N’ayant aucune pro­priété, ni argent, ni bien, le cadre qui ne peut plus exercer de respon­s­abil­ités con­crètes sur le ter­rain, compte tenu de son âge ou d’une infir­mité par exem­ple, con­tin­ue à être pris en charge par le par­ti par le biais de maisons de repos col­lec­tives, et con­tin­u­ent ain­si à être act­if en ayant des fonc­tions à la mesure de leur pos­si­bil­ité (écri­t­ure de chan­sons, tra­duc­tions de textes, par exemple).

C.C.


rojava-garde frontIl y a quelques jours des vil­la­geois ont voulu forcer notre bar­rage pour aller au gund (vil­lage en kurde) qui se trou­ve der­rière notre check­point. Il nous aura fal­lu plusieurs heures de dis­cus­sion et une rafale de kalash­nikov (tirée en l’air) pour les en dis­suad­er. Le vil­lage est miné et pour des raisons tac­tiques on ne peut pas laiss­er des pop­u­la­tions s’in­staller entre les lignes du front, on ris­querait de tir­er sur des civils. On leur a promis de leur ouvrir un pas­sage dans quelques jours. Il faut d’abord que des unités du génie démi­nent. Les vil­la­geois sont revenus en nom­bre. Nous leurs avons ouvert le pas­sage jusqu’a la tombée de la nuit. Inter­dic­tion de se réin­staller dans les maisons vides seule­ment récupér­er du matériel et repar­tir. Cette sit­u­a­tion nous met dans un rôle com­plexe et déli­cat. Puisque l’on empeche poten­tielle­ment des civils de ren­tr­er chez eux. Et mal­gré la guerre qui tout autour de nous laisse des traces bien vis­i­bles, il est dif­fi­cile pour nous de ne pas se sen­tir comme des envahisseurs. Les YPG et YPJ sont beau­coup con­fron­tés a ce genre de sit­u­a­tion. Et il est clair qu’une atti­tude injuste ou inadéquate ne ferait que jeter ces gens dans les bras de Daech. D’où l’im­por­tance du rôle pri­mor­dial des asayis qui sont recrutés au sein des pop­u­la­tions locales et suiv­ent aus­si des for­ma­tions idéologiques. 

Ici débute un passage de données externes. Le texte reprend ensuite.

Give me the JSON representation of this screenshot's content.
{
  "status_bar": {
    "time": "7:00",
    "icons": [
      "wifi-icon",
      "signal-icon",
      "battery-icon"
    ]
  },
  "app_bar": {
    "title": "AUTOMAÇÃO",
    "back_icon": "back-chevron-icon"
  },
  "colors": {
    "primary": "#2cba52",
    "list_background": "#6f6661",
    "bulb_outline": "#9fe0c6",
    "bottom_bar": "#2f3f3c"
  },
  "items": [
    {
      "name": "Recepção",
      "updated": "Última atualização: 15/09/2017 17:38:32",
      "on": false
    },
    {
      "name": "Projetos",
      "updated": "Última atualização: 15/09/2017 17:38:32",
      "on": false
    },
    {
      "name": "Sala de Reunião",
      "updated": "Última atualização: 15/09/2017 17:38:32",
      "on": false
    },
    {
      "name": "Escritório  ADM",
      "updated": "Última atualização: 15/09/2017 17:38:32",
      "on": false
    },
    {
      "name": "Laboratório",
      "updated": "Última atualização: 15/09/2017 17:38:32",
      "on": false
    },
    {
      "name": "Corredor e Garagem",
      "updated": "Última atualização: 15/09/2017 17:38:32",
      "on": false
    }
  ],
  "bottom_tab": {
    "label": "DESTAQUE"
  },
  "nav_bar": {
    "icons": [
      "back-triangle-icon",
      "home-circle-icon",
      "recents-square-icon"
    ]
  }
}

Notre quo­ti­di­en tourne autour des repas et des heures de gardes. Les rumeurs cir­cu­lent et nous promet­tent un départ proche pour une opération.

D.I.


Hors quelques reportages, il n’est pas simple de se faire une idée du quotidien d’unE combattantE des YPG-YPJ au Rojava. Lorsqu’il s’agit de volontaires étrangers, ces reportages prennent parfois des tournures incongrues, dérivant vers la fascination des armes.
Par ailleurs, il est bien évident que des informations d’ordre purement militaires ne peuvent faire l’objet de publications tous azimuths. Là, des « volontaires internationalistes » nous ont proposé de diffuser leurs notes personnelles prises au jour le jour, pour relayer leur propre carnet de bord. Nous avons accepté, tout en sachant qu’il nous était impossible de vérifier ces informations. Nous vous livrerons donc de façon brute « une chronique de guerre au Rojava ». Kedistan se fera donc un simple vecteur de publication de ces notes, respectant la subjectivité et le style de leurs auteurs.